Lawrence Kaplan, WWII vet, Plandome Heights resident, dies

Bill San Antonio

Plandome Heights resident Lawrence Kaplan, a World War II veteran who earned five battle stars during his tour in Europe, died suddenly last Tuesday after a brief illness. He was 98.

Kaplan received his battle stars for participating in nine months of continuous battle, fighting in Normandy, Northern France, the Rhineland, the Bulge and Central Europe. He was also part of the Allied forces that helped liberate the Buchenwald Concentration Camp in 1945.

“Larry didn’t speak about it too early in those years. It was too difficult for him to talk about it, but later on he told me about it and particularly how he came to Buchenwald and how there were still a few people wandering around like they were lost,” said Kaplan’s widow, Jeanne. “They didn’t know where they were or what happened, and I could only cry as I listened to the story.”

Kaplan was tasked with photographing and mapping enemy positions so Air Force personnel could bomb the region and allow troops on the ground to advance.

For his accomplishments on the battlefield, Kaplan later received the New York State Conspicuous Service award, a citation from the Republic of France for “Liberation From German Domination,” and was profiled by Who’s Who in America.

“He was very lucky, he was never injured,” Jeanne said. “One time, he had to drive an officer to the battlefield from wherever they were and on his way back, the enemy put a log across a road and he was in a Jeep and it turned over on its side and hurt his knee. It wasn’t serious, but we always laughed that he was an uninjured soldier but hurt his knee on the way out.”

Kaplan was drafted into the military in 1942 and was sent to officer training school at Lafayette College in Pennsylvania. His classmates there included former Secretary of State Henry Kissinger, former U.S. Sen. Frank Church and former West Virginia Gov. Arch Moore.

Kaplan joined the 6th Armored Division at Batsford, England, the division made a 10-day, 250-mile trip on the Brittany Peninsula to help surround the German base at Brest, capturing 5,000 Nazis along the way while suffering light casualties.

“The entire campaign was a complicated, leap-frogging affair,” according to a Stars and Stripes newspaper account from that time. “Gen. Grow’s men sometimes surged forward so rapidly that they found themselves operating beyond areas covered by the maps in hand.”

Kaplan attended P.S. 188 in Brooklyn and then New Utrecht High School for a year before moving on to Abraham Lincoln High School. He graduated in 1933.

Upon returning from the war, Kaplan began taking economics classes at Columbia University, eventually earning his Ph.D. there. He later taught economics at Baruch College and was later the first chair of the John Jay College of Criminal Justice’s economics department, serving from 1965-85 when he was required by law to retire from being a full-time professor.

“My plan all along was to become a professor,” Kaplan told Blank Slate Media in November 2013. “That’s really all I set out to do.”

“He was very warm and friendly and I was very impressed that he was so bright.

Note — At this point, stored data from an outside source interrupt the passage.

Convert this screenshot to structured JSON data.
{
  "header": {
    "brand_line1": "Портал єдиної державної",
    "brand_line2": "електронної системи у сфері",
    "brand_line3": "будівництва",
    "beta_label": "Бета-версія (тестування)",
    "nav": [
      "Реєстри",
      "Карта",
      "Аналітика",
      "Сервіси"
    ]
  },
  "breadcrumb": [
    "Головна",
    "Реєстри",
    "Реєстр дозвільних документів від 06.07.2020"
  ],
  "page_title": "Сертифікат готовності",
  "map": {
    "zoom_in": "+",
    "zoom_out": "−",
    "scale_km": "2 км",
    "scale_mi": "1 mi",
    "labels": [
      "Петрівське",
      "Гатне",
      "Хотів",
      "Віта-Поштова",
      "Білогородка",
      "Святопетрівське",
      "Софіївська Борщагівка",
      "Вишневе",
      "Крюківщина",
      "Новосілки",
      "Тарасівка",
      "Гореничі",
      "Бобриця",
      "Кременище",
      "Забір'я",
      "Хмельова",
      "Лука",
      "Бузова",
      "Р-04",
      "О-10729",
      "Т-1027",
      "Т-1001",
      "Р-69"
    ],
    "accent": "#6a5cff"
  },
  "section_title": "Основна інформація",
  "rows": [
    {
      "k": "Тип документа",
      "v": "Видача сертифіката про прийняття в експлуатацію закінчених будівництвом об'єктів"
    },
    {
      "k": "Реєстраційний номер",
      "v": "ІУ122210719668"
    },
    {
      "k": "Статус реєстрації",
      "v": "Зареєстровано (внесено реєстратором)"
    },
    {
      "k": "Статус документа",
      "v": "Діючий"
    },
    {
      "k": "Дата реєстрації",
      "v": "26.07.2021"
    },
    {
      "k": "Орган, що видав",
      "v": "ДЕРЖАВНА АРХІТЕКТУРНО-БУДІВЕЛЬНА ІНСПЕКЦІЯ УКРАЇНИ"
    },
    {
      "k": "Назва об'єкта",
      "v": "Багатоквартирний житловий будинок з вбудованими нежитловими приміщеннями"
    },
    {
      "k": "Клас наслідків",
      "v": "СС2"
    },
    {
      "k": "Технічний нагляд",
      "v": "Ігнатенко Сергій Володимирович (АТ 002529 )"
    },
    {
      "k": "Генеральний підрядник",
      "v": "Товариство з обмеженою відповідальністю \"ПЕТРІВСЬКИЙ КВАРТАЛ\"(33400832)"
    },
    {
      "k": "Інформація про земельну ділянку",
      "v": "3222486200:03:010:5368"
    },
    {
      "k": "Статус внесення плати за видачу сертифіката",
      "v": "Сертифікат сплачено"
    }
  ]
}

He seemed to know everything, whatever I asked him there was always an answer,” Jeanne said. “I was so impressed that he was going for his Ph.D. and I just thought he was brilliant. It made a big impression on me.”

Kaplan met Jeanne in 1945 after taking a job teaching economics at Lafayette High School in Brooklyn, where Jeanne was also a teacher.

“I went home that day and I remember exactly what I said. I said mom, I met a very nice boy on the bus today and if he calls, please be nice to him,” Jeanne said. “My mother said, I’m always nice, and I just said, I know Mom, but this is the kind of boy I’d like to marry.”

Kaplan said in November that he was so nervous about asking Jeanne on a date that he had another teacher tell her he’d like to take her to the movies.

“I knew she was the one for me,” Kaplan said. “I knew she was the one I was going to marry. That first day, I fell in love.”

The couple married on June 9, 1946, mere months after they began dating. The Kaplans moved to Manhasset in 1977.

They had three children together, two daughters named Harriet and Marcia and a son named Sanford. The Kaplans have seven grandchildren and four great-grandchildren.

Kaplan and Jeanne participated in the Town of North Hempstead’s annual marriage recommitment ceremony, celebrating 68 years of marriage.

Kaplan has also served as chairman of Temple Judea’s adult education program and the president of the Council of Municipal Retiree Organizations in New York City.

More recently, Jeanne said Kaplan was trying to add a cannon to Manhasset’s World War II memorial on Shelter Rock Road.

Plandome Heights trustees held a moment of silence for Kaplan prior to the start of their village board meeting on Wednesday.

A funeral service was held for Kaplan on Friday at Temple Judea. He was buried at a family plot at Mount Lebanon Cemetery in Queens. Kaplan’s family sat shiva through Wednesday.